Finding suppliers willing to drop-ship for her has been less of a challenge than she’d anticipated, and the strategy helps lower costs that would soar if she had to maintain inventory in a warehouse -- an important factor at a time when funding for small businesses is scarce. In areas where suppliers are not available, she has filled in with products offered by affiliated retailers, on which she earns a small commission. These include pet insurance providers and lost-pet services. “It’s nowhere near what I make having my own suppliers and I have no control over pricing or discounts with the affiliate products, but it’s better than having a store site with empty pages,” she says. Notable lines she carries include the Pet Alive supplements from Native Remedies, Kittywalk Systems’ outdoor pet enclosures, and cat trees from Pet Tree Houses. Her most recent additions are the WhimsiClay line of collectible cat figurines by artist Amy Lacombe and the Kritter Kondo outdoor screen enclosures for pets.

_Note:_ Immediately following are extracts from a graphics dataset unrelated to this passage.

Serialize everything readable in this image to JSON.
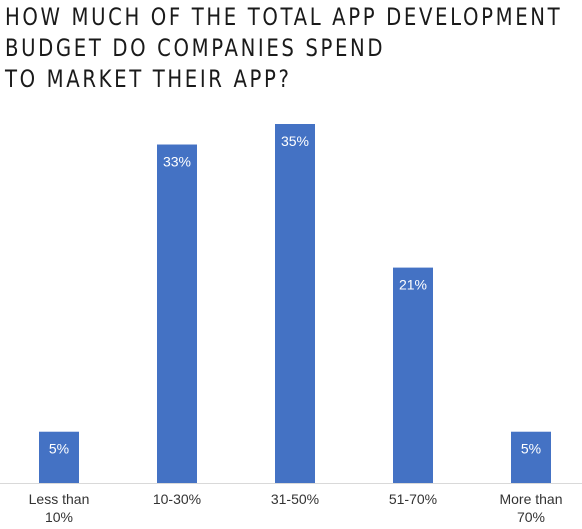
{
  "title_lines": [
    "HOW MUCH OF THE TOTAL APP DEVELOPMENT",
    "BUDGET DO COMPANIES SPEND",
    "TO MARKET THEIR APP?"
  ],
  "colors": {
    "bar": "#4472C4",
    "axis": "#d9d9d9",
    "label_text": "#ffffff",
    "tick_text": "#333333"
  },
  "chart_data": {
    "type": "bar",
    "title": "HOW MUCH OF THE TOTAL APP DEVELOPMENT BUDGET DO COMPANIES SPEND TO MARKET THEIR APP?",
    "categories": [
      "Less than 10%",
      "10-30%",
      "31-50%",
      "51-70%",
      "More than 70%"
    ],
    "category_lines": [
      [
        "Less than",
        "10%"
      ],
      [
        "10-30%"
      ],
      [
        "31-50%"
      ],
      [
        "51-70%"
      ],
      [
        "More than",
        "70%"
      ]
    ],
    "values": [
      5,
      33,
      35,
      21,
      5
    ],
    "value_labels": [
      "5%",
      "33%",
      "35%",
      "21%",
      "5%"
    ],
    "unit": "%",
    "ylim": [
      0,
      35
    ],
    "grid": false,
    "legend": "none"
  }
}
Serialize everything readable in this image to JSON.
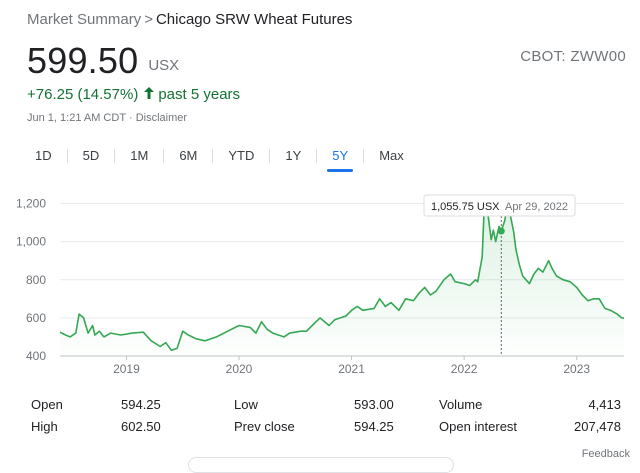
{
  "breadcrumb": {
    "root": "Market Summary",
    "separator": ">",
    "current": "Chicago SRW Wheat Futures"
  },
  "quote": {
    "price": "599.50",
    "currency": "USX",
    "ticker": "CBOT: ZWW00",
    "change": "+76.25 (14.57%)",
    "change_period": "past 5 years",
    "timestamp": "Jun 1, 1:21 AM CDT",
    "timestamp_sep": "·",
    "disclaimer": "Disclaimer"
  },
  "colors": {
    "up": "#137333",
    "line": "#34a853",
    "accent": "#1a73e8",
    "muted": "#70757a"
  },
  "icons": {
    "change_arrow": "arrow-up-icon"
  },
  "ranges": [
    {
      "label": "1D"
    },
    {
      "label": "5D"
    },
    {
      "label": "1M"
    },
    {
      "label": "6M"
    },
    {
      "label": "YTD"
    },
    {
      "label": "1Y"
    },
    {
      "label": "5Y",
      "active": true
    },
    {
      "label": "Max"
    }
  ],
  "tooltip": {
    "value": "1,055.75 USX",
    "date": "Apr 29, 2022"
  },
  "chart_data": {
    "type": "area",
    "ylim": [
      400,
      1250
    ],
    "yticks": [
      400,
      600,
      800,
      1000,
      1200
    ],
    "ytick_labels": [
      "400",
      "600",
      "800",
      "1,000",
      "1,200"
    ],
    "xlim": [
      2018.41,
      2023.42
    ],
    "xticks": [
      2019,
      2020,
      2021,
      2022,
      2023
    ],
    "xtick_labels": [
      "2019",
      "2020",
      "2021",
      "2022",
      "2023"
    ],
    "grid": "horizontal",
    "highlight": {
      "x": 2022.33,
      "y": 1055.75
    },
    "series": [
      {
        "points": [
          [
            2018.41,
            525
          ],
          [
            2018.46,
            510
          ],
          [
            2018.5,
            500
          ],
          [
            2018.55,
            520
          ],
          [
            2018.58,
            620
          ],
          [
            2018.62,
            600
          ],
          [
            2018.66,
            520
          ],
          [
            2018.7,
            560
          ],
          [
            2018.72,
            510
          ],
          [
            2018.76,
            530
          ],
          [
            2018.8,
            500
          ],
          [
            2018.86,
            520
          ],
          [
            2018.95,
            510
          ],
          [
            2019.05,
            520
          ],
          [
            2019.15,
            525
          ],
          [
            2019.22,
            480
          ],
          [
            2019.3,
            450
          ],
          [
            2019.35,
            470
          ],
          [
            2019.4,
            430
          ],
          [
            2019.45,
            440
          ],
          [
            2019.5,
            530
          ],
          [
            2019.55,
            510
          ],
          [
            2019.62,
            490
          ],
          [
            2019.7,
            480
          ],
          [
            2019.8,
            500
          ],
          [
            2019.9,
            530
          ],
          [
            2020.0,
            560
          ],
          [
            2020.1,
            550
          ],
          [
            2020.15,
            520
          ],
          [
            2020.2,
            580
          ],
          [
            2020.25,
            540
          ],
          [
            2020.3,
            520
          ],
          [
            2020.4,
            500
          ],
          [
            2020.45,
            520
          ],
          [
            2020.55,
            530
          ],
          [
            2020.6,
            530
          ],
          [
            2020.65,
            560
          ],
          [
            2020.72,
            600
          ],
          [
            2020.76,
            580
          ],
          [
            2020.8,
            560
          ],
          [
            2020.85,
            590
          ],
          [
            2020.95,
            610
          ],
          [
            2021.0,
            640
          ],
          [
            2021.05,
            660
          ],
          [
            2021.1,
            640
          ],
          [
            2021.2,
            650
          ],
          [
            2021.25,
            700
          ],
          [
            2021.3,
            660
          ],
          [
            2021.35,
            680
          ],
          [
            2021.42,
            640
          ],
          [
            2021.48,
            700
          ],
          [
            2021.55,
            690
          ],
          [
            2021.6,
            730
          ],
          [
            2021.65,
            760
          ],
          [
            2021.7,
            720
          ],
          [
            2021.75,
            740
          ],
          [
            2021.82,
            800
          ],
          [
            2021.88,
            830
          ],
          [
            2021.92,
            790
          ],
          [
            2022.0,
            780
          ],
          [
            2022.05,
            770
          ],
          [
            2022.1,
            800
          ],
          [
            2022.12,
            790
          ],
          [
            2022.16,
            920
          ],
          [
            2022.18,
            1200
          ],
          [
            2022.21,
            1150
          ],
          [
            2022.24,
            1010
          ],
          [
            2022.26,
            1060
          ],
          [
            2022.28,
            1000
          ],
          [
            2022.31,
            1080
          ],
          [
            2022.33,
            1056
          ],
          [
            2022.36,
            1110
          ],
          [
            2022.38,
            1180
          ],
          [
            2022.41,
            1140
          ],
          [
            2022.44,
            1050
          ],
          [
            2022.46,
            960
          ],
          [
            2022.49,
            880
          ],
          [
            2022.52,
            820
          ],
          [
            2022.55,
            800
          ],
          [
            2022.58,
            780
          ],
          [
            2022.62,
            830
          ],
          [
            2022.66,
            860
          ],
          [
            2022.7,
            840
          ],
          [
            2022.75,
            900
          ],
          [
            2022.78,
            860
          ],
          [
            2022.82,
            820
          ],
          [
            2022.88,
            800
          ],
          [
            2022.94,
            790
          ],
          [
            2023.0,
            760
          ],
          [
            2023.05,
            720
          ],
          [
            2023.1,
            690
          ],
          [
            2023.15,
            700
          ],
          [
            2023.2,
            700
          ],
          [
            2023.25,
            650
          ],
          [
            2023.3,
            640
          ],
          [
            2023.36,
            620
          ],
          [
            2023.4,
            600
          ],
          [
            2023.42,
            600
          ]
        ]
      }
    ]
  },
  "stats": [
    [
      {
        "label": "Open",
        "value": "594.25"
      },
      {
        "label": "Low",
        "value": "593.00"
      },
      {
        "label": "Volume",
        "value": "4,413"
      }
    ],
    [
      {
        "label": "High",
        "value": "602.50"
      },
      {
        "label": "Prev close",
        "value": "594.25"
      },
      {
        "label": "Open interest",
        "value": "207,478"
      }
    ]
  ],
  "feedback": "Feedback"
}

OldMaidCatLady.com can’t compete on price with major pet retailers like PetSmart, PetCo or Pet Supermarket, so Thompson has positioned her e-tailing site more as a boutique. “While there is some overlap in the products for cats, my site carries a lot of items the bricks-and-mortar pet retailers don’t have space or a large enough demand to carry,” she explains. “And featuring a good assortment of cat-themed products for people in addition to the cat stuff helps differentiate me, as well.”

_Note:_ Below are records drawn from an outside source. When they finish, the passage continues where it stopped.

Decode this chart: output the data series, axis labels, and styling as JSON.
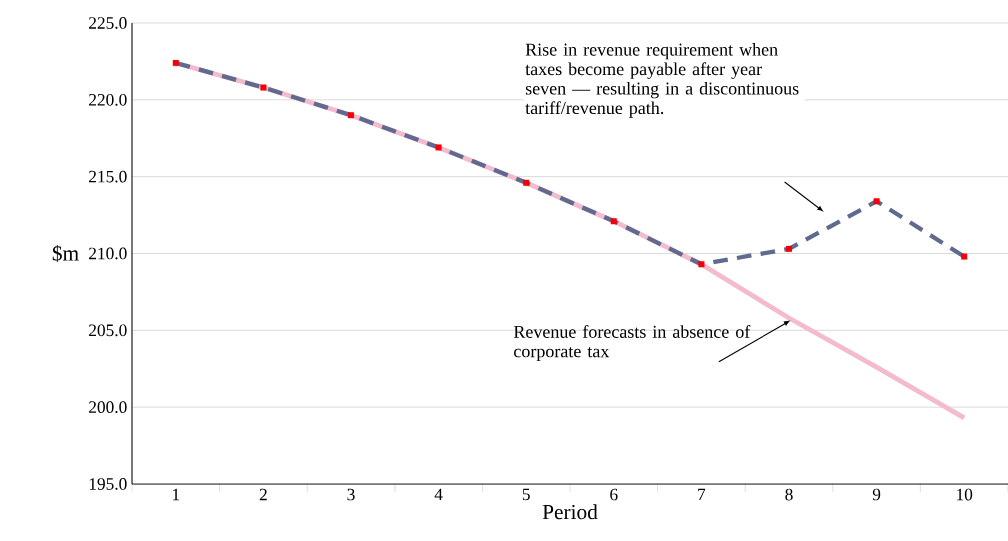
{
  "chart_data": {
    "type": "line",
    "xlabel": "Period",
    "ylabel": "$m",
    "categories": [
      "1",
      "2",
      "3",
      "4",
      "5",
      "6",
      "7",
      "8",
      "9",
      "10"
    ],
    "series": [
      {
        "color": "#5f6a8e",
        "line_style": "dashed",
        "marker": "square",
        "values": [
          222.4,
          220.8,
          219.0,
          216.9,
          214.6,
          212.1,
          209.3,
          210.3,
          213.4,
          209.8
        ]
      },
      {
        "color": "#f4bace",
        "line_style": "solid",
        "values": [
          222.4,
          220.8,
          219.0,
          216.9,
          214.6,
          212.1,
          209.3,
          205.8,
          202.6,
          199.3
        ]
      }
    ],
    "ylim": [
      195,
      225
    ],
    "yticks": [
      {
        "value": 195,
        "label": "195.0"
      },
      {
        "value": 200,
        "label": "200.0"
      },
      {
        "value": 205,
        "label": "205.0"
      },
      {
        "value": 210,
        "label": "210.0"
      },
      {
        "value": 215,
        "label": "215.0"
      },
      {
        "value": 220,
        "label": "220.0"
      },
      {
        "value": 225,
        "label": "225.0"
      }
    ],
    "grid": "y",
    "annotations": [
      "Rise in revenue requirement when taxes become payable after year seven — resulting in a discontinuous tariff/revenue path.",
      "Revenue forecasts in absence of corporate tax"
    ]
  }
}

Thompson meets resistance from some suppliers, who feel that they’re being loyal to their traditional retailers by refusing to do business with her. “They got burned in the past by ultra-discount e-tailing sites who were undercutting their customers on price, and they think we’re all like that. But that’s not my business model, and the people who shop those sites are not my customers,” she says. As more people enter the e-commerce world seeking a low-overhead business model, she sees things starting to change. “Several suppliers I’ve spoken with at trade shows said they hadn’t offered a drop-ship program in the past, but are considering it now.”

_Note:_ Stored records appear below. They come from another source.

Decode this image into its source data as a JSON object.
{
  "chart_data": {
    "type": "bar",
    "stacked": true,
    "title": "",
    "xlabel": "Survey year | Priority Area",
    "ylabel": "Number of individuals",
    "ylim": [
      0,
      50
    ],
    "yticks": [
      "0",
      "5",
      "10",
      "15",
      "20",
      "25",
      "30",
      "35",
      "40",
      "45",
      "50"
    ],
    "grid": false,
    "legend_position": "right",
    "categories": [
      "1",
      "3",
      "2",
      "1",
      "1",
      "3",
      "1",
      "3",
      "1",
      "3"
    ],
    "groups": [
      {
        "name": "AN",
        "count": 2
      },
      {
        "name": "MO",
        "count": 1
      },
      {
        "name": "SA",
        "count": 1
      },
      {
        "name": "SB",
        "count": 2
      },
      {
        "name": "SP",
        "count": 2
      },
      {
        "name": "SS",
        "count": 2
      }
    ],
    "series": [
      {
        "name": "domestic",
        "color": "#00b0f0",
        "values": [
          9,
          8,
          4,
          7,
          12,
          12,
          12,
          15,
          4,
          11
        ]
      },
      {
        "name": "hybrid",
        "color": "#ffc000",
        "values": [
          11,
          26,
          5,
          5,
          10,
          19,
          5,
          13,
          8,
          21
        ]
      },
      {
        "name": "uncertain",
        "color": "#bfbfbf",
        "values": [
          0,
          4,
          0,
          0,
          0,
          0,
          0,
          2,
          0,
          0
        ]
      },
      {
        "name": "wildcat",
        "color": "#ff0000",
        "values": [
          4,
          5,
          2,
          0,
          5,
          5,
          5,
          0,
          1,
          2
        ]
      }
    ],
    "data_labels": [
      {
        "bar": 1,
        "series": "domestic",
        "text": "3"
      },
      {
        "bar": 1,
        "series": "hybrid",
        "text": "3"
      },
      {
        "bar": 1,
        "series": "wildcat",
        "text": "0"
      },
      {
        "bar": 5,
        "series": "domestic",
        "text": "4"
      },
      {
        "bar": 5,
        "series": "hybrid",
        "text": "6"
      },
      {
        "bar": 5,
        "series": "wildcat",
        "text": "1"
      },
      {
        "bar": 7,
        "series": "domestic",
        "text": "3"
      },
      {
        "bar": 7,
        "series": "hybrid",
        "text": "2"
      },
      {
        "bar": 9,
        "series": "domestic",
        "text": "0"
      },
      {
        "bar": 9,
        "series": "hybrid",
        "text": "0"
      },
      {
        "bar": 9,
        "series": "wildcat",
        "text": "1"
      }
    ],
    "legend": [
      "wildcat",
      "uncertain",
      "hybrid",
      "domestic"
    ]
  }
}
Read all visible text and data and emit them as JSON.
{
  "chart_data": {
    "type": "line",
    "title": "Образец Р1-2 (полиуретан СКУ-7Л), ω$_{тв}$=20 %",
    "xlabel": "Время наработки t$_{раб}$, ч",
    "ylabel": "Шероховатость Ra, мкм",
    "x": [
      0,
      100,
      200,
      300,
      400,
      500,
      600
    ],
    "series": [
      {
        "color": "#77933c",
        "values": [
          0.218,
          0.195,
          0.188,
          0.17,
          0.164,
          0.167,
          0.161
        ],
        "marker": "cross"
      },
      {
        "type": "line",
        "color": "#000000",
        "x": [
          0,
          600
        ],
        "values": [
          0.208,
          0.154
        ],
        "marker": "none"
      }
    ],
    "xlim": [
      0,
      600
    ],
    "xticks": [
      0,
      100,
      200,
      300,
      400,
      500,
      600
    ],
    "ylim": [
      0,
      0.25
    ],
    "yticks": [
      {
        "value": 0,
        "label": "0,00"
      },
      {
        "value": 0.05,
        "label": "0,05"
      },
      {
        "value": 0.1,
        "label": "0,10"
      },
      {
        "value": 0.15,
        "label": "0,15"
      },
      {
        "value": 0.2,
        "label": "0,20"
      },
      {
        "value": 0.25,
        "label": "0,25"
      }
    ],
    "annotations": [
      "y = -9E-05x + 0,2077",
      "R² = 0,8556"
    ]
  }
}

Still to be developed is OldMaidCatLady.com’s selections of original artwork. “I want to give artists who feature cats in their work an opportunity to market it nationwide,” she says. “My clientele are cultured people who appreciate art and would be a good audience for them.” Thompson is developing marketing materials to distribute to galleries and artists’ co-ops that will introduce her site to more artists. Her wish list includes virtual assistants to help with site monitoring and maintenance, an e-newsletter to past customers, order processing and social networking.

By the time OldMaidCatLady.com is a year old, Thompson wants it to be on the first page of search results for all her major keywords. “That’s a pretty tall order, but it’s doable,” she says. “There are a few other e-tailers similar to me. That was one part of my research that let me know there’s a market for these products. I’m not doing bad for a site named after a hurled insult! People always laugh when they hear the name, and I’m having fun with it, too. Why not?”

And what of Vixen, the cat featured in the original news story with Thompson? "She's now 22 years old and still going strong...and she's the face of OldMaidCatLady.com online!"